Despite striking out 10 in seven innings, including five of the last six batters he faced, Santana (2-1) lost at home for the first time since Aug. 1, 2005.
He was 17-0 during that stretch, and the Twins won all 24 games their two-time Cy Young Award winner pitched -- one short of the major league record set in 1890-91 by Louisville with Scott Stratton, according to the Elias Sports Bureau.
"If it's over, it's over," Santana said. "Then we'll start another one. It's that simple."
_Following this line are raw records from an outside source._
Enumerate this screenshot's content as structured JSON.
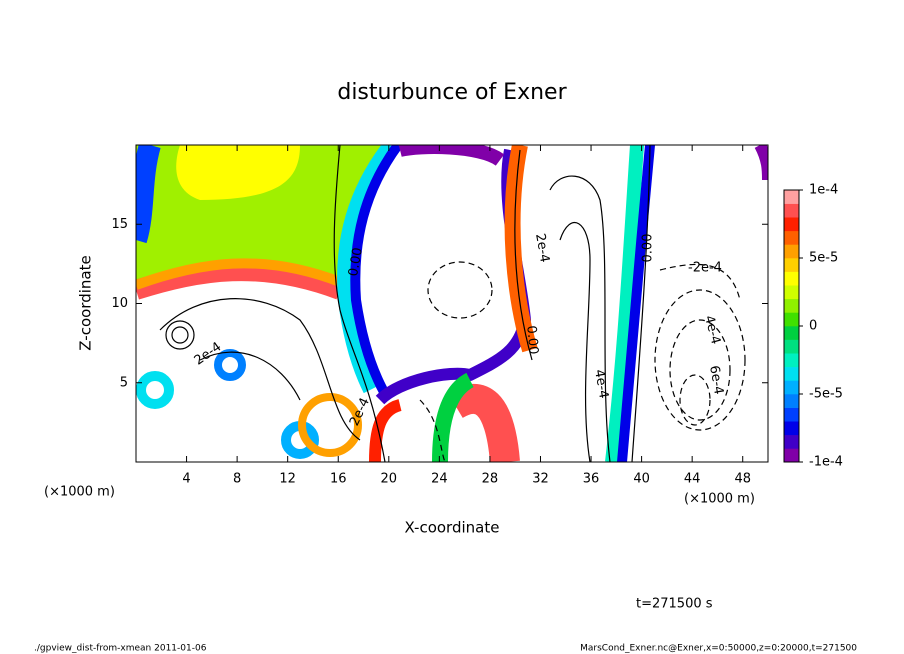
{
  "chart_data": {
    "type": "contour",
    "title": "disturbunce of Exner",
    "x_label": "X-coordinate",
    "y_label": "Z-coordinate",
    "x_unit": "(×1000 m)",
    "y_unit": "(×1000 m)",
    "xlim": [
      0,
      50
    ],
    "xticks": [
      4,
      8,
      12,
      16,
      20,
      24,
      28,
      32,
      36,
      40,
      44,
      48
    ],
    "ylim": [
      0,
      20
    ],
    "yticks": [
      5,
      10,
      15
    ],
    "clim": [
      -0.0001,
      0.0001
    ],
    "cticks": [
      {
        "value": 0.0001,
        "label": "1e-4"
      },
      {
        "value": 5e-05,
        "label": "5e-5"
      },
      0,
      {
        "value": -5e-05,
        "label": "-5e-5"
      },
      {
        "value": -0.0001,
        "label": "-1e-4"
      }
    ],
    "colors": [
      "#8000a8",
      "#4000c8",
      "#0000e8",
      "#0040ff",
      "#0080ff",
      "#00b0ff",
      "#00e0f0",
      "#00f0c0",
      "#00e080",
      "#00d040",
      "#40e000",
      "#90f000",
      "#d0ff00",
      "#ffff00",
      "#ffd000",
      "#ffa000",
      "#ff6000",
      "#ff2000",
      "#ff5050",
      "#ffa0a0"
    ],
    "contour_labels": [
      "0.00",
      "2e-4",
      "0.00",
      "-2e-4",
      "4e-4",
      "6e-4",
      "2e-4",
      "4e-4",
      "2e-4",
      "0.00"
    ],
    "time_label": "t=271500 s",
    "footer_left": "./gpview_dist-from-xmean  2011-01-06",
    "footer_right": "MarsCond_Exner.nc@Exner,x=0:50000,z=0:20000,t=271500"
  }
}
He gave up six hits, four runs and one walk, which came in a three-run fifth by the Devil Rays -- who erased a 10-game losing streak at Minnesota. This was their first victory here since June 3, 2004, when Santana was also the victim.
Kazmir (1-1) doesn't quite have the resume Santana has, but he's a young All-Star left-hander himself with plenty of promise. Still, he appeared in awe of his accomplishment.
"I'm up for the challenge," he said, smiling and shaking his head. "I always am. Just being alongside Santana is nice company."
Luis O. Rodriguez's RBI single in the second inning and Justin Morneau's upper-deck homer in the sixth were the only runs given up by Kazmir, who surrendered six hits without a walk and struck out six. He won for the first time in four career starts against the Twins.
"I don't look at our offense in a bad way against that kid," Minnesota manager Ron Gardenhire said.
Al Reyes worked the ninth for his third save in as many attempts, allowing a one-out double to Morneau but nothing else.
Tampa Bay, which leads the majors with 16 homers, also matched a team record by hitting a home run in 10 straight games -- first done from Sept. 18-28, 2000.
Crawford's big hit came at the start of the sixth, meaning it was all right to keep his head down. Left fielder Josh Rabe played the slicing line drive awkwardly, failing to run fast enough to make a backhanded catch. The ball bounced in front of him, rolled to the wall and stopped, allowing Crawford -- one of the quickest players in the majors -- to run around the bases and score standing up.
"When I saw the ball get past him, I knew I was going to at least try for it," he said. "They made fun of me running through the sign, and I was going to run through the sign again."
In Thursday night's game, Crawford was embarrassed while trying to get a triple that caused a ninth-inning double play in a 3-2 win by the Twins. He didn't look up to see that Ben Zobrist was already on third base, and then he retreated to second and got tagged out there.
Manager Joe Maddon was happy with the way his young outfielder bounced back from that.
"That speaks to the resiliency of our boys right now," he said.
Josh Paul singled in Young, and then B.J. Upton's high chop drove in Iwamura. Santana charged off the mound and gloved the ball, but he leaped like a basketball player and unsuccessfully tried to swat it toward the plate as Iwamura scored easily.
"It happens sometimes. You're going to have a bad inning," Santana said, later adding: "You've just got to focus on your next start and give your team a chance to win the next game."
- Referencing Crawford's mistakes from the day before, Maddon joked that he wasn't worried about any negatively superstitious effects on his team on Friday the 13th. "We've had many of those," he said.
- Morneau was given his 2006 AL Most Valuable Player award in a brief ceremony conducted before the game that included Hall of Famer Harmon Killebrew, one of four Twins who have been an MVP.
- The 28-year-old rookie Iwamura, who was playing previously in his native Japan, failed to get a hit for the first time in his 10-game career. He walked twice, though.
- For Minnesota, Luis Castillo (0-for-15) and Jason Bartlett (0-for-14) ended hitless streaks.